NOW: They all are finding themselves in a soup once again, this time over money laundering investigations by various regulatory authorities, across the globe but majorly in the US. They have all been accused of pulling a hood over the US government by helping clients evade taxes or violating sanctions by conducting illegal transactions that may even have been funding terrorist activities.

So, take a close look at how the biggest banks in the world are being penalized for their wrongdoings. But, I am afraid it’s only the tip of an iceberg.



The Swiss Bank was awarded penalty of $2.5billion after pleading guilty to criminal charges of helping Americans evade paying taxes.

“The bank went to elaborate lengths to shield itself, its employees, and the tax cheats it served from accountability for their criminal actions. They subverted disclosure requirements, destroyed bank records, and concealed transactions involving undeclared accounts by limiting withdrawal amounts and using offshore credit and debit cards to repatriate funds. They failed to take even the most basic steps to ensure compliance with tax laws,” said Eric Holder, the then US Attorney General.



The French bank was charged in a money laundering case to pay $8.9 billion by US Department of Justice for conducting thousands of illegal transactions or ‘cover payments’ with Iran, Liberia and Sudan. Cover payments involve structuring of transactions in such a complicated manner involving global subsidiaries simply as to hide the involvement of sanctioned entities.

The Bank had pled guilty to the charges and suffered through ban from converting US currency to other currencies through its New York offices, thus suffering a major blow to its bottomline. Yet, interestingly the share prices had not plummeted at that time indicating that even though the fine amount had been a headline grabber, it delivered only a minor sting to overall bottomline of the bank.

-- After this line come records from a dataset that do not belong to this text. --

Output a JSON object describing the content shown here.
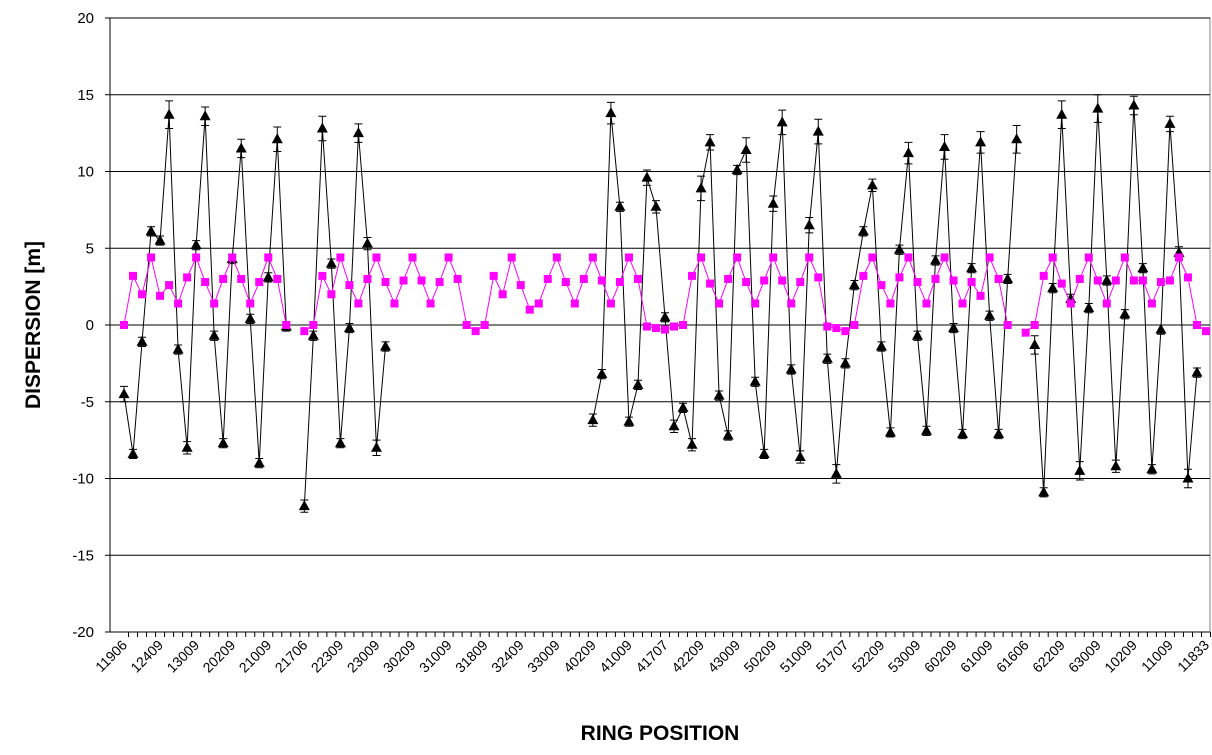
{
  "chart_data": {
    "type": "line",
    "x_label": "RING POSITION",
    "y_label": "DISPERSION  [m]",
    "ylim": [
      -20,
      20
    ],
    "yticks": [
      -20,
      -15,
      -10,
      -5,
      0,
      5,
      10,
      15,
      20
    ],
    "grid": true,
    "categories": [
      "11906",
      null,
      null,
      null,
      "12409",
      null,
      null,
      null,
      "13009",
      null,
      null,
      null,
      "20209",
      null,
      null,
      null,
      "21009",
      null,
      null,
      null,
      "21706",
      null,
      null,
      null,
      "22309",
      null,
      null,
      null,
      "23009",
      null,
      null,
      null,
      "30209",
      null,
      null,
      null,
      "31009",
      null,
      null,
      null,
      "31809",
      null,
      null,
      null,
      "32409",
      null,
      null,
      null,
      "33009",
      null,
      null,
      null,
      "40209",
      null,
      null,
      null,
      "41009",
      null,
      null,
      null,
      "41707",
      null,
      null,
      null,
      "42209",
      null,
      null,
      null,
      "43009",
      null,
      null,
      null,
      "50209",
      null,
      null,
      null,
      "51009",
      null,
      null,
      null,
      "51707",
      null,
      null,
      null,
      "52209",
      null,
      null,
      null,
      "53009",
      null,
      null,
      null,
      "60209",
      null,
      null,
      null,
      "61009",
      null,
      null,
      null,
      "61606",
      null,
      null,
      null,
      "62209",
      null,
      null,
      null,
      "63009",
      null,
      null,
      null,
      "10209",
      null,
      null,
      null,
      "11009",
      null,
      null,
      null,
      "11833"
    ],
    "series": [
      {
        "color": "#000000",
        "marker": "triangle",
        "values": [
          -4.5,
          -8.4,
          -1.1,
          6.1,
          5.5,
          13.7,
          -1.6,
          -8.0,
          5.2,
          13.6,
          -0.7,
          -7.7,
          4.3,
          11.5,
          0.4,
          -9.0,
          3.1,
          12.1,
          -0.1,
          null,
          -11.8,
          -0.7,
          12.8,
          4.0,
          -7.7,
          -0.2,
          12.5,
          5.3,
          -8.0,
          -1.4,
          null,
          null,
          null,
          null,
          null,
          null,
          null,
          null,
          null,
          null,
          null,
          null,
          null,
          null,
          null,
          null,
          null,
          null,
          null,
          null,
          null,
          null,
          -6.2,
          -3.2,
          13.8,
          7.7,
          -6.3,
          -3.9,
          9.6,
          7.7,
          0.5,
          -6.6,
          -5.4,
          -7.8,
          8.9,
          11.9,
          -4.6,
          -7.2,
          10.1,
          11.4,
          -3.7,
          -8.4,
          7.9,
          13.2,
          -2.9,
          -8.6,
          6.5,
          12.6,
          -2.2,
          -9.7,
          -2.5,
          2.6,
          6.1,
          9.1,
          -1.4,
          -7.0,
          4.9,
          11.2,
          -0.7,
          -6.9,
          4.2,
          11.6,
          -0.2,
          -7.1,
          3.7,
          11.9,
          0.6,
          -7.1,
          3.0,
          12.1,
          null,
          -1.3,
          -10.9,
          2.4,
          13.7,
          1.7,
          -9.5,
          1.1,
          14.1,
          2.9,
          -9.2,
          0.7,
          14.3,
          3.7,
          -9.4,
          -0.3,
          13.1,
          4.7,
          -10.0,
          -3.1,
          null
        ],
        "errors": [
          0.5,
          0.3,
          0.3,
          0.3,
          0.3,
          0.9,
          0.3,
          0.4,
          0.3,
          0.6,
          0.3,
          0.3,
          0.3,
          0.6,
          0.3,
          0.3,
          0.3,
          0.8,
          0.3,
          null,
          0.4,
          0.3,
          0.8,
          0.3,
          0.3,
          0.3,
          0.6,
          0.4,
          0.5,
          0.3,
          null,
          null,
          null,
          null,
          null,
          null,
          null,
          null,
          null,
          null,
          null,
          null,
          null,
          null,
          null,
          null,
          null,
          null,
          null,
          null,
          null,
          null,
          0.4,
          0.3,
          0.7,
          0.3,
          0.3,
          0.3,
          0.5,
          0.4,
          0.3,
          0.4,
          0.3,
          0.4,
          0.8,
          0.5,
          0.3,
          0.3,
          0.3,
          0.8,
          0.3,
          0.3,
          0.5,
          0.8,
          0.3,
          0.4,
          0.5,
          0.8,
          0.3,
          0.6,
          0.3,
          0.3,
          0.3,
          0.4,
          0.3,
          0.3,
          0.3,
          0.7,
          0.3,
          0.3,
          0.3,
          0.8,
          0.3,
          0.3,
          0.3,
          0.7,
          0.3,
          0.3,
          0.3,
          0.9,
          null,
          0.6,
          0.3,
          0.3,
          0.9,
          0.3,
          0.6,
          0.3,
          0.9,
          0.3,
          0.4,
          0.3,
          0.6,
          0.3,
          0.3,
          0.3,
          0.5,
          0.4,
          0.6,
          0.3,
          null
        ]
      },
      {
        "color": "#ff00ff",
        "marker": "square",
        "values": [
          0.0,
          3.2,
          2.0,
          4.4,
          1.9,
          2.6,
          1.4,
          3.1,
          4.4,
          2.8,
          1.4,
          3.0,
          4.4,
          3.0,
          1.4,
          2.8,
          4.4,
          3.0,
          0.0,
          null,
          -0.4,
          0.0,
          3.2,
          2.0,
          4.4,
          2.6,
          1.4,
          3.0,
          4.4,
          2.8,
          1.4,
          2.9,
          4.4,
          2.9,
          1.4,
          2.8,
          4.4,
          3.0,
          0.0,
          -0.4,
          0.0,
          3.2,
          2.0,
          4.4,
          2.6,
          1.0,
          1.4,
          3.0,
          4.4,
          2.8,
          1.4,
          3.0,
          4.4,
          2.9,
          1.4,
          2.8,
          4.4,
          3.0,
          -0.1,
          -0.2,
          -0.3,
          -0.1,
          0.0,
          3.2,
          4.4,
          2.7,
          1.4,
          3.0,
          4.4,
          2.8,
          1.4,
          2.9,
          4.4,
          2.9,
          1.4,
          2.8,
          4.4,
          3.1,
          -0.1,
          -0.2,
          -0.4,
          0.0,
          3.2,
          4.4,
          2.6,
          1.4,
          3.1,
          4.4,
          2.8,
          1.4,
          3.0,
          4.4,
          2.9,
          1.4,
          2.8,
          1.9,
          4.4,
          3.0,
          0.0,
          null,
          -0.5,
          0.0,
          3.2,
          4.4,
          2.7,
          1.4,
          3.0,
          4.4,
          2.9,
          1.4,
          2.9,
          4.4,
          2.9,
          2.9,
          1.4,
          2.8,
          2.9,
          4.4,
          3.1,
          0.0,
          -0.4
        ]
      }
    ]
  }
}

Having paid $667 million to various US regulators in 2012 to resolve allegations of sanctions violations concerning transactions linked to high risk clients in countries such as Iran and UAE, Standard Chartered was again penalized $300 million in September 2014 by New York State Department of Finance.

  • Deutsche Bank


The German bank’s relations with regulatory authorities are increasingly souring and have hit a new low. The bank is presently being investigated in US and UK for LIBOR rate and currency manipulation. The fine is expected to exceed $1.5bn, the greatest ever so far.

The bank was also $8.4 million penalized in April 2015 by Dubai Financial Services Authority (DFSA) over inadequate monitoring of money laundering.

  • HSBC


The British Bank is presently being investigated under charges of aggravated money laundering (Committed by a criminal organization in relation to a either a trade or business or premeditated crime). The fine involved could be 1m CHF or 1.074 million USD.

In a record settlement at that time, HSBC had paid nearly $1.5 billion in penalties to US authorities as it was proved in court that the bank had become the “place to launder money”. The Bank’s branches in Mexico and Colombia was responsible for laundering money for drug cartels and traffickers.


There are examples of more of such banks being penalized while caught in the act red handed, but the truth is that most of the times they are able to get away with. Despite strong monitoring and control requirements, some corporations turn to morally questionable dealings because at the end of the day there is no individual liability on the bank’s executives sitting in their corporate offices blind to the working of far flung subsidiaries and branches in remote countries.

It is important that they know, that they no longer claim to be ignorant in an investigation because they and all the employees under them are paid to know.

Also, despite a higher bonus that may await them due to a fattened bottom-line because of illicit transactions, it is their onus to realize and feel that their actions is endangering millions of lives somewhere because they funded terrorism, drug lords and human traffickers.